The green stillness of the grove was very grateful after the glare of the river. Geoffrey walked quickly, with the child's hand in his. He had a feeling that if he did not walk quickly he would be too late.
He was not too late; he saw that at a glance. Richard had dallied in his wooing. It had been so wonderful to be with her. Once when he had knelt beside her to pick violets, the wind had blown across his face a soft sweet strand of her hair. It was then that she had braided it, sitting on a fallen log under a blossoming dogwood.
"It is so long," she had said with a touch of pride, "that it is a great trouble to care for it. Cynthia Warfield had hair like mine."
"I don't believe that any one ever had hair like yours. It seems to me as if every strand must have been made specially in some celestial shop, and then the pattern destroyed."
How lovely she was when she blushed like that! How little and lovely and wise and good. He liked little women. His mother was small, and he was glad that both she and Anne had delicate hands and feet. He was aware that this preference was old-fashioned, but it was, none the less, the way he felt about it.

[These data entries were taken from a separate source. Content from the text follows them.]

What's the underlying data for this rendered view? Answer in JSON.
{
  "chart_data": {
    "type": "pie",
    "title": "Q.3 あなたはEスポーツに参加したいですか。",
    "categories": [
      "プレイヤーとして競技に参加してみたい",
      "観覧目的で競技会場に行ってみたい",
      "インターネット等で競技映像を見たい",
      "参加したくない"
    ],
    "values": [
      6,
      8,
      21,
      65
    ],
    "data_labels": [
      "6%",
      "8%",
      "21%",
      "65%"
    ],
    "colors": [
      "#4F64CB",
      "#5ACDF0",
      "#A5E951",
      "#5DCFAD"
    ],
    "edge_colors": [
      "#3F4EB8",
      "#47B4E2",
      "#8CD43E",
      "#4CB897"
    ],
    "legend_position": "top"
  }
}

And now there broke upon the silence of the wood the sound of murmuring voices. Peggy and Geoffrey Fox had invaded their Paradise!
"We thought," Peggy complained, "that we had lost you. Anne, you promised about the tea."
"Oh, Peggy, I forgot."
"Beulah's gone with the basket and Eric, and we can't be late because there are hot biscuits."
Hurrying toward the biscuits and their hotness, Anne ran ahead with Peggy.